Nel corso delle elaborazioni viene generalmente osservata la presenza alcuni dati di picco dove le concentrazioni di metano rilevate sono molto più elevate rispetto alla media della altre osservazione. Tali punti, con emissione definata "anomala", tendono, se inseriti in una valutazione complessiva, a deformare il risultato generale fornendo dati medi non in linea con l'effettiva situazione.

Si ritiene quindi che tali dati debbano essere considerati come "eccezionali" e non considerabili in una valutazione "complessiva" delle emissioni.

La stessa normativa EA propone di considerare tali emissioni come "zone ad emissione localizzata - ZEL" e non ad emissione diffusa (ZED). Per tali zone viene richiesta una attività "correttiva" specifica e localizzata.

E' infatti importante la segnalazione di tali "anomalie" al gestore della discarica il quale potrà intervenire al fine di ridurre tale fenomeno con azioni integrative o correttive della captazione forzata del biogas.

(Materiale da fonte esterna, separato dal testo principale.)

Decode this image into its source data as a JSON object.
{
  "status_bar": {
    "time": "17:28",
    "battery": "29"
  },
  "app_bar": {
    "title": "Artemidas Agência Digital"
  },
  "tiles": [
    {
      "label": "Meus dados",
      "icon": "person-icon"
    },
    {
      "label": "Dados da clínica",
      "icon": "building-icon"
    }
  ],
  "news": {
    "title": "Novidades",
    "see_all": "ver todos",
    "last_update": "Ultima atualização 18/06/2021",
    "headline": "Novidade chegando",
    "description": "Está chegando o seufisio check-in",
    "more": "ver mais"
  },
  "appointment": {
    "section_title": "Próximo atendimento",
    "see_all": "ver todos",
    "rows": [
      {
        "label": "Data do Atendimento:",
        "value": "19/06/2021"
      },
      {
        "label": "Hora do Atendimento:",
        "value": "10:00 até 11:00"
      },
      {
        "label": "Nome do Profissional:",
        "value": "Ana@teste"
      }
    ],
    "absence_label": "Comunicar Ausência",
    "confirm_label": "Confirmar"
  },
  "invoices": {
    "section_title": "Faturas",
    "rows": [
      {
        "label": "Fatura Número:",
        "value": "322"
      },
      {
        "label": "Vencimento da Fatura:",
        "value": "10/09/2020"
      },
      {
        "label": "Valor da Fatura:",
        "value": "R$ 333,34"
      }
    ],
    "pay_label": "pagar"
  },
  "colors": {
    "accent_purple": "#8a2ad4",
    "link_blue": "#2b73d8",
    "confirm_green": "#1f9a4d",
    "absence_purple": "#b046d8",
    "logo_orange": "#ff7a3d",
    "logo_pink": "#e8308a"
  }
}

Nella valutazione dei dati si procede quindi ad elaborare una seconda valutazione media escludendo i valori anomali.

Per apportare una correzione adeguata ai valori  viene generalmente utilizzata una logica basata sulla valutazione dei percentili. Nella valutazione dei dati si procede ad eseguire una analisi statistica dei valori applicando il criterio percentile considerando "anomali" i valori superiori al 90° percentile.